L’Organisation algérienne de protection et d’orientation du consommateur et son environnement (APOCE) ne cesse d’inciter les consommateurs à boycotter tout produit dont les prix connaissent une hausse excessive. Cette fois-ci, et à travers un post sur sa page Facebook officielle, l’organisation de Zebdi a exprimé son soutien total à cette campagne. « L’APOCE annonce son soutien total aux campagnes de boycott que certaines personnes ont lancées sur les réseaux sociaux », lit-on dans le post, ajoutant que « le boycott est l’arme du consommateur pour changer la réalité et dénoncer les situations qui portent préjudice à son pouvoir d’achat ».
Le président de l’APOCE, qui qualifie cette hausse vertigineuse de phénomène « très inquiétant », regrette le fait qu’aucune mesure à même de garantir la disponibilité et la stabilité des prix du produit n’est en vue. Mustapha Zebdi a lancé un appel aux acteurs de la filière avicole à « trouver des solutions dans les plus brefs délais » car le mois de ramadhan, période durant laquelle la demande pour les œufs s’accroît, approche à grands pas.
Les aviculteurs, pour leur part, justifient cette hausse par deux principales raisons. Il s’agit de la flambée du prix de l’aliment pour les poules et le manque de production en raison de la chute du nombre de poules pondeuses. Selon la Fédération nationale, le coût de l’aliment pour volaille a quasiment doublé sur le marché international ces dernières semaines. Une hausse qui a fait que le prix du plateau d’œufs sur le marché de gros atteint les 570 DA.
En effet, selon le porte-parole de la Fédération, les prix des différents types d’aliments pour volaille sont passés de 3 500 dinars le quintal en 2021 à 7 500 DA, voire 8 000 dinars le quintal dernièrement. Ce qui a porté un sérieux préjudice aux éleveurs et a contraint les plus petits d’entre eux à cesser leur activité. Pour ce qui est des poules pondeuses, leur nombre a chuté de près de 40 millions en 2019 à environ 8 millions actuellement.

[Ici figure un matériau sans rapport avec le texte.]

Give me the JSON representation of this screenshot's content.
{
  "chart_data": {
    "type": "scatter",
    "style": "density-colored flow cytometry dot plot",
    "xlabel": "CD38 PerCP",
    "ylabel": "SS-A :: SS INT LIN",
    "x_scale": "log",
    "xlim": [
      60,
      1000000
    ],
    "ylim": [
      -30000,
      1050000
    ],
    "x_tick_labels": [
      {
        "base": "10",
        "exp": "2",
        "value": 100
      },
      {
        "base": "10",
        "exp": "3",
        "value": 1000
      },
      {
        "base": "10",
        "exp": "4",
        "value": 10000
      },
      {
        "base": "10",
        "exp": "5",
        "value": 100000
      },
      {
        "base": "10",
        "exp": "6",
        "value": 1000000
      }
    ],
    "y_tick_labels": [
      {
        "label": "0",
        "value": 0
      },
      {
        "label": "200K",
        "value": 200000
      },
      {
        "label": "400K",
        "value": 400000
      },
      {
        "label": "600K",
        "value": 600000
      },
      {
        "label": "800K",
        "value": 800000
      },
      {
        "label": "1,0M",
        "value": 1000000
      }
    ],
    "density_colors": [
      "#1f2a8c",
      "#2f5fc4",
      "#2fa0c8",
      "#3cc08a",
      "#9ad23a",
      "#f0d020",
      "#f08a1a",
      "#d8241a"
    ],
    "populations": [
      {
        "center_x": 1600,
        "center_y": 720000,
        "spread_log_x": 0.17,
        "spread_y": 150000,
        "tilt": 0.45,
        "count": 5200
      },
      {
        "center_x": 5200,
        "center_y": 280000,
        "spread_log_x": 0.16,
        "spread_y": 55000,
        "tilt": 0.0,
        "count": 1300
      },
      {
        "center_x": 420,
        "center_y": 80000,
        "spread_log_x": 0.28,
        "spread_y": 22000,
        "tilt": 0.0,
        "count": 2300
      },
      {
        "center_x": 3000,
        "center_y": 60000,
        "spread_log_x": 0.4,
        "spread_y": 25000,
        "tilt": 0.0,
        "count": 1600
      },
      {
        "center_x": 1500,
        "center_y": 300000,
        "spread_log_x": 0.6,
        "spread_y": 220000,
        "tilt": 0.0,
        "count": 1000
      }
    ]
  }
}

A cela s’ajoutent les maladies, en particulier la grippe aviaire, qui nécessitent l’imposition d’un vide sanitaire pouvant aller jusqu’à six mois. Le porte-parole de la Fédération des aviculteurs a tenu à rassurer les citoyens quant au fait que les prix des œufs allaient baisser avec l’avènement du mois de ramadhan à 15 DA ou 17 DA l’unité. Il a précisé que les poules pondeuses que les éleveurs installent actuellement dans les poulaillers entreront en production dans environ 4 mois. Cela garantira, selon lui, la disponibilité des œufs en quantité suffisante pour ramener les prix à un seuil raisonnable.